7 On Your Side was contacted by an Oakland man who was at a loss for what to do. Making matters worse, he's a veteran who was dealing with all this from the hospital where he just undergone a major operation.

Ronald Davison served in the Navy during the Vietnam War. Doctors previously amputated his big toe because of a bone infection, and he was about to lose some of the others.

"So my other toes are suffering because they don't have that support," said Davison, who had taken his car in for repairs at I-Max Autotech in Oakland. "The next day I called him. No answer on the phone. The following day I went by there, the shop was closed."

His car sat teasingly right behind a locked gate. The phone at I-Max went unanswered. The owner was nowhere to be found.

"It looks like he just dropped off the face [of the Earth] and abandoned the business," said Davison.

We checked tax records and tracked down the auto shop's owner by phone, but he refused to talk to us. We then called the Bureau of Automotive Repair.

"What we have is this repair facility was closed down," said William Thomas with the Bureau of Automotive Repair. "The owner of the property evicted the tenant who was the operator of the automotive repair facility."

The state located the property owner and he agreed to open up the shop so Davison could get his car back.

"I just want to clean my property because I need to rent it," property owner Marcelo Cabrera said.

Davison arrived a short time later, his hospital bracelet still on his wrist. His toe surgery happened just one week ago.

"I was real happy. I mean, I was overwhelmed that it happened so quickly, you know, after I made contact with you all," he said.

Nearly a dozen cars still sit in the shop. A neighbor who lives two doors down from the shop says many of I-Max's customers have been knocking on his door.

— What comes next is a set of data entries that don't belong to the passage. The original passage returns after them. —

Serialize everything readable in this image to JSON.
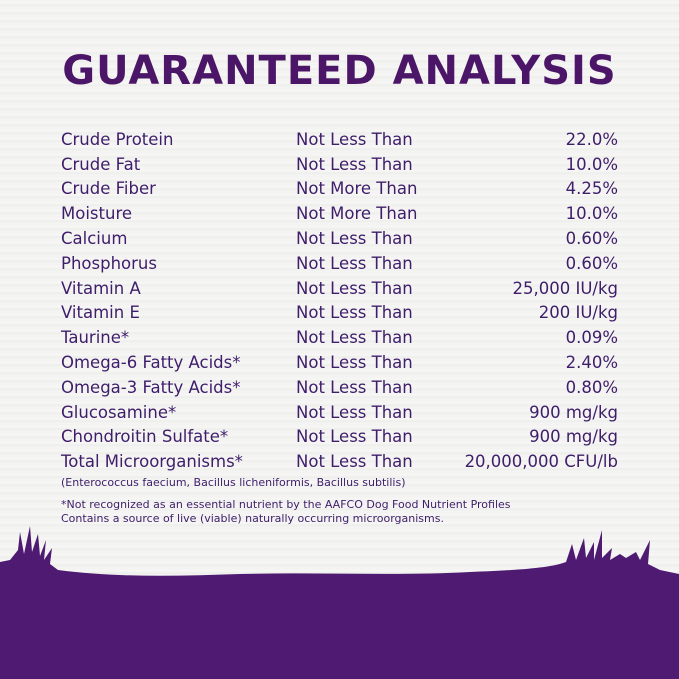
{
  "title": "GUARANTEED ANALYSIS",
  "rows": [
    {
      "nutrient": "Crude Protein",
      "qualifier": "Not Less Than",
      "value": "22.0%"
    },
    {
      "nutrient": "Crude Fat",
      "qualifier": "Not Less Than",
      "value": "10.0%"
    },
    {
      "nutrient": "Crude Fiber",
      "qualifier": "Not More Than",
      "value": "4.25%"
    },
    {
      "nutrient": "Moisture",
      "qualifier": "Not More Than",
      "value": "10.0%"
    },
    {
      "nutrient": "Calcium",
      "qualifier": "Not Less Than",
      "value": "0.60%"
    },
    {
      "nutrient": "Phosphorus",
      "qualifier": "Not Less Than",
      "value": "0.60%"
    },
    {
      "nutrient": "Vitamin A",
      "qualifier": "Not Less Than",
      "value": "25,000 IU/kg"
    },
    {
      "nutrient": "Vitamin E",
      "qualifier": "Not Less Than",
      "value": "200 IU/kg"
    },
    {
      "nutrient": "Taurine*",
      "qualifier": "Not Less Than",
      "value": "0.09%"
    },
    {
      "nutrient": "Omega-6 Fatty Acids*",
      "qualifier": "Not Less Than",
      "value": "2.40%"
    },
    {
      "nutrient": "Omega-3 Fatty Acids*",
      "qualifier": "Not Less Than",
      "value": "0.80%"
    },
    {
      "nutrient": "Glucosamine*",
      "qualifier": "Not Less Than",
      "value": "900 mg/kg"
    },
    {
      "nutrient": "Chondroitin Sulfate*",
      "qualifier": "Not Less Than",
      "value": "900 mg/kg"
    },
    {
      "nutrient": "Total Microorganisms*",
      "qualifier": "Not Less Than",
      "value": "20,000,000 CFU/lb"
    }
  ],
  "species_note": "(Enterococcus faecium, Bacillus licheniformis, Bacillus subtilis)",
  "footnote_1": "*Not recognized as an essential nutrient by the AAFCO Dog Food Nutrient Profiles",
  "footnote_2": "Contains a source of live (viable) naturally occurring microorganisms.",
  "colors": {
    "brand_purple": "#4b1668",
    "text": "#3e1d6a",
    "grass": "#4e1a72"
  }
}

"People were just asking where is he because they wanted their car. I was wondering, too," neighbor Reynaldo Lopez said. "I haven't seen him for a while."

Car owners weren't the only ones wondering -- so was a former employee who came by while we were there.

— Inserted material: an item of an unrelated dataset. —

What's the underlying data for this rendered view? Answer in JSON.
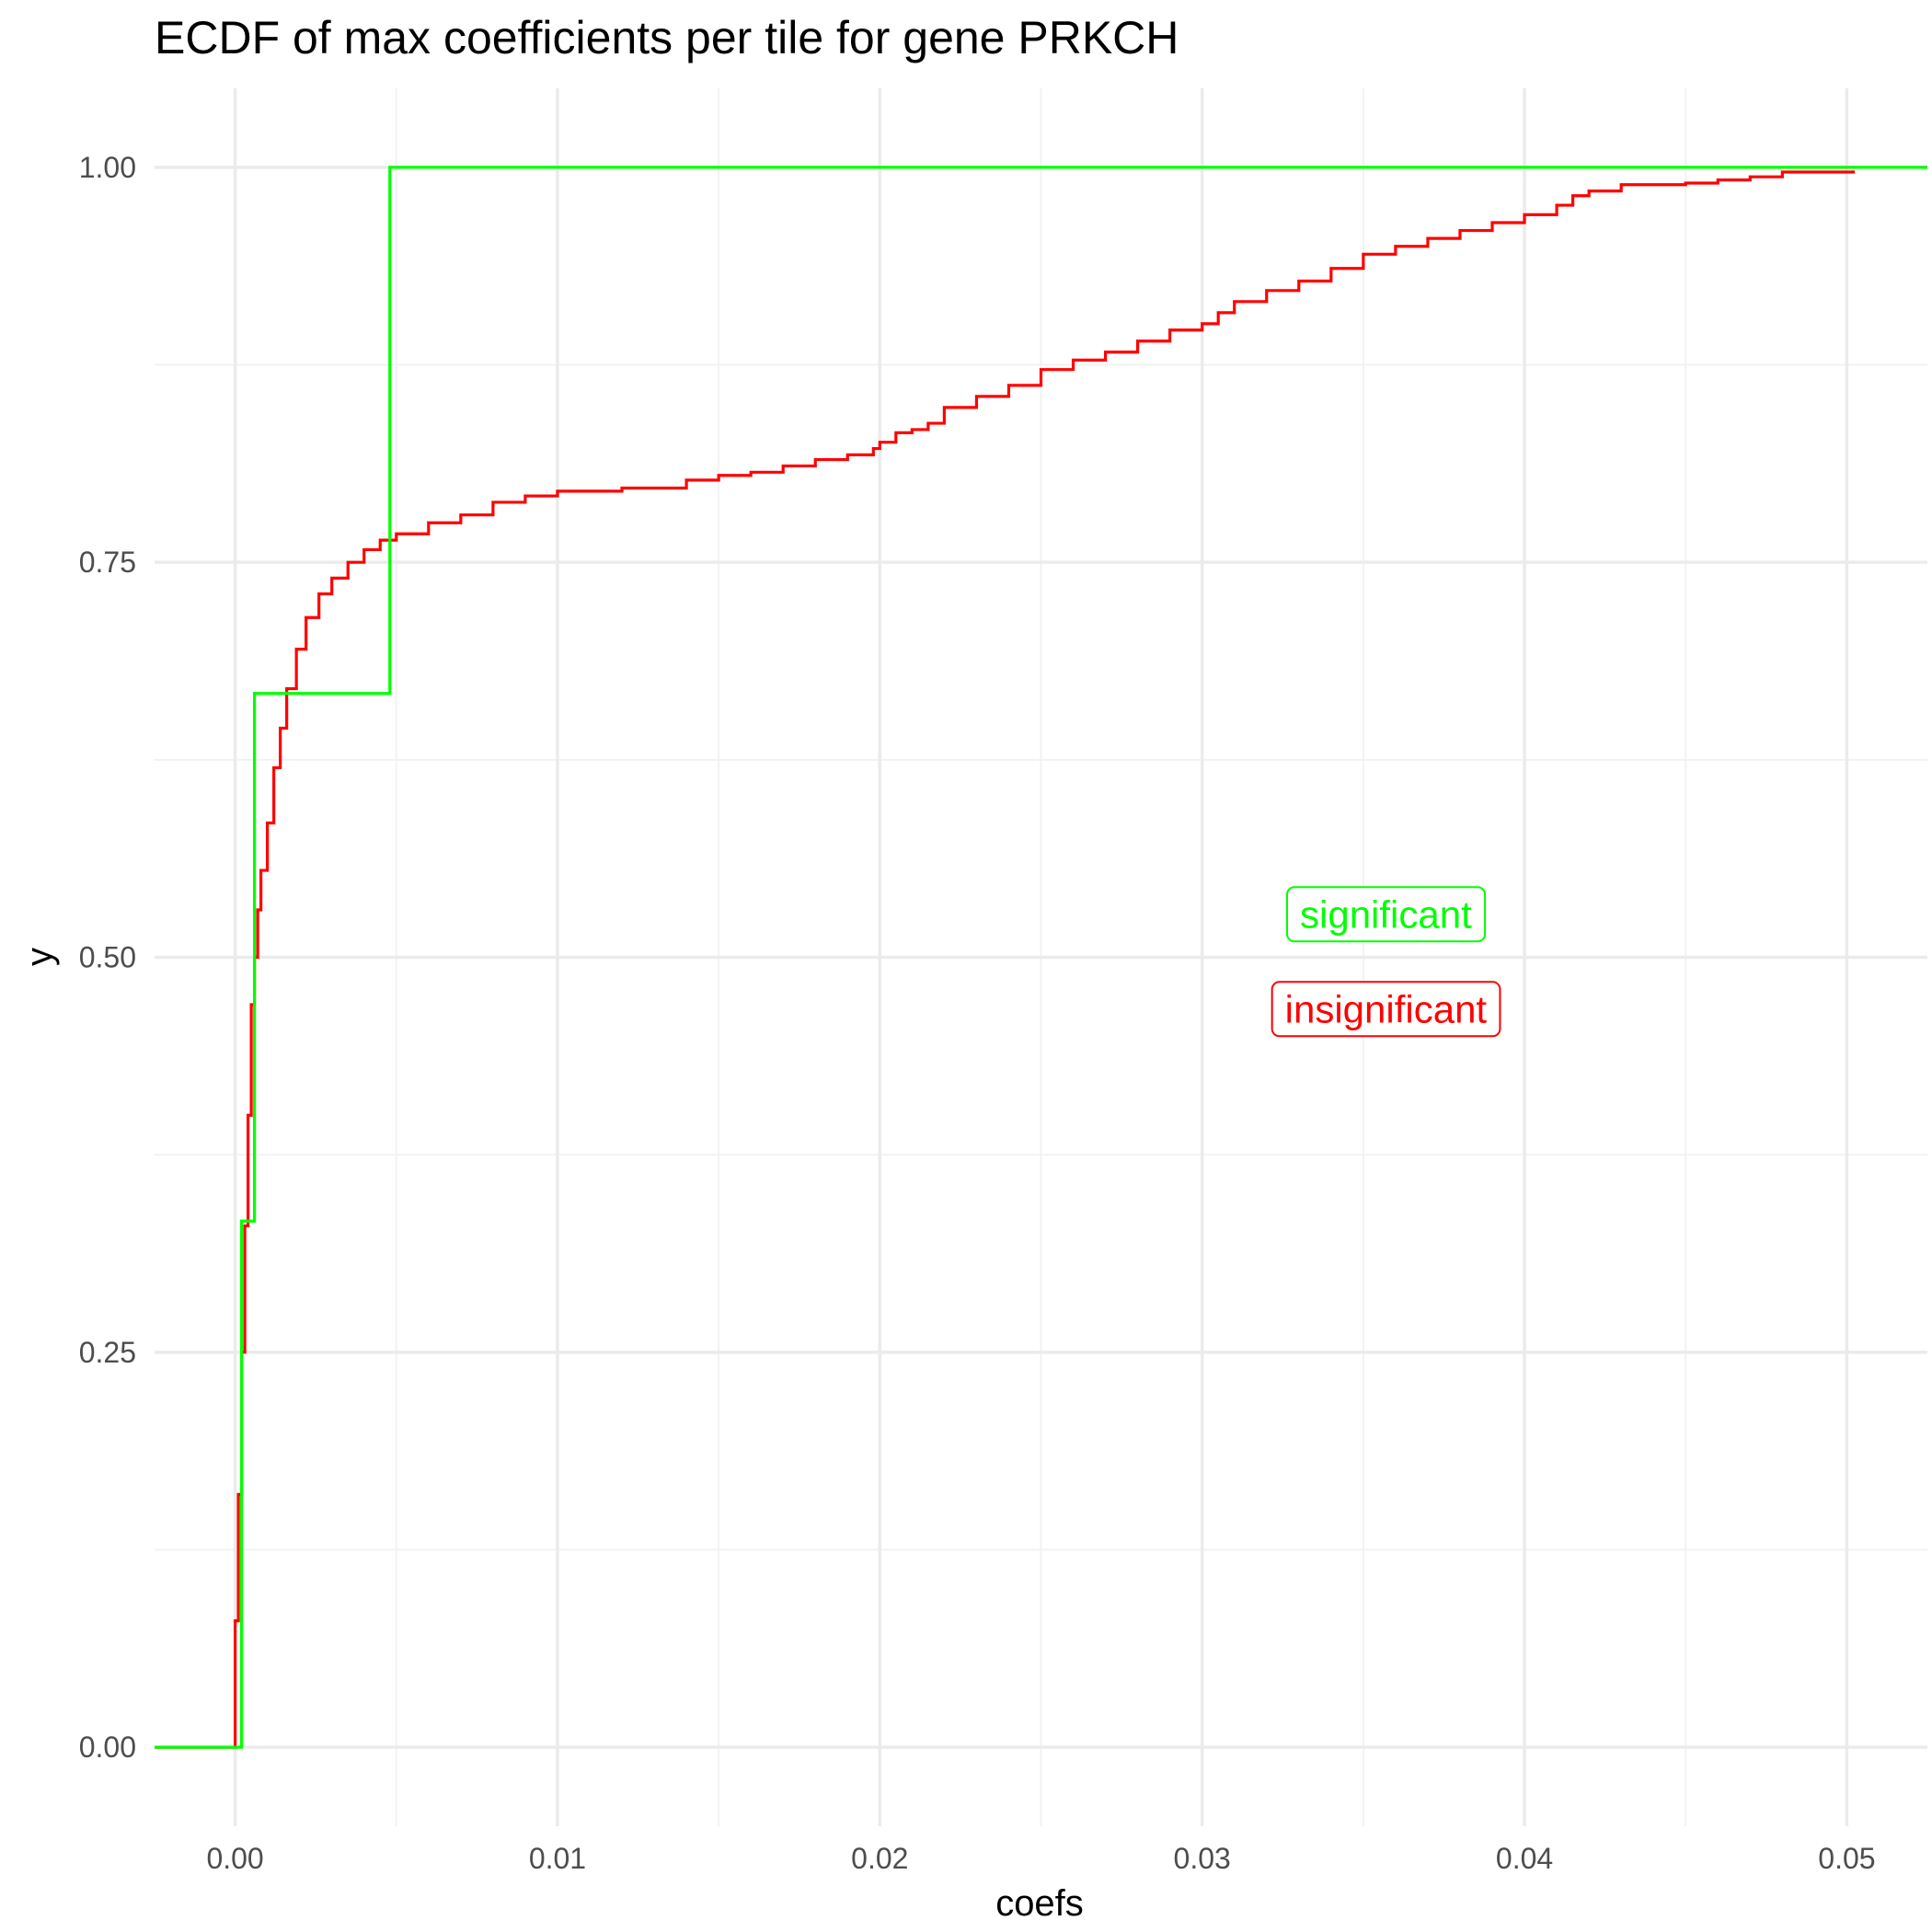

"Look, my tool box. It's still over there," said former employee Billee Ross.

Ross estimates he left behind $30,000 worth of tools that belonged to him. They are locked up in the shop. He's going to have to live without them for a little while longer.

"My tool box. I have a receipt. I have my document in my tool box. I have the key," he said.

"That's all pretty substantive evidence that it's yours," Thomas told Ross. "Unfortunately, at a later date, the business owner, Mr. Nguyen, can come back and say, 'No, my air impact was in your tool box.'"

The owner of I-Max is Thinh Nguyen. His picture, along with his license, are on the wall of his office. Investigators have been unable to locate him.

Davison is just happy he's finally getting his car back.

"I really appreciate it," Davison said. "I really appreciate all the help you gave me, too."

The property owner is consulting an attorney to work out the return of the tools to the shop's former employees. However, the Bureau of Automotive Repair is still trying to locate the owners of the cars still left in the shop. Anyone who has a vehicle there should call the Bureau of Automotive Repair at 1-800-952-5210.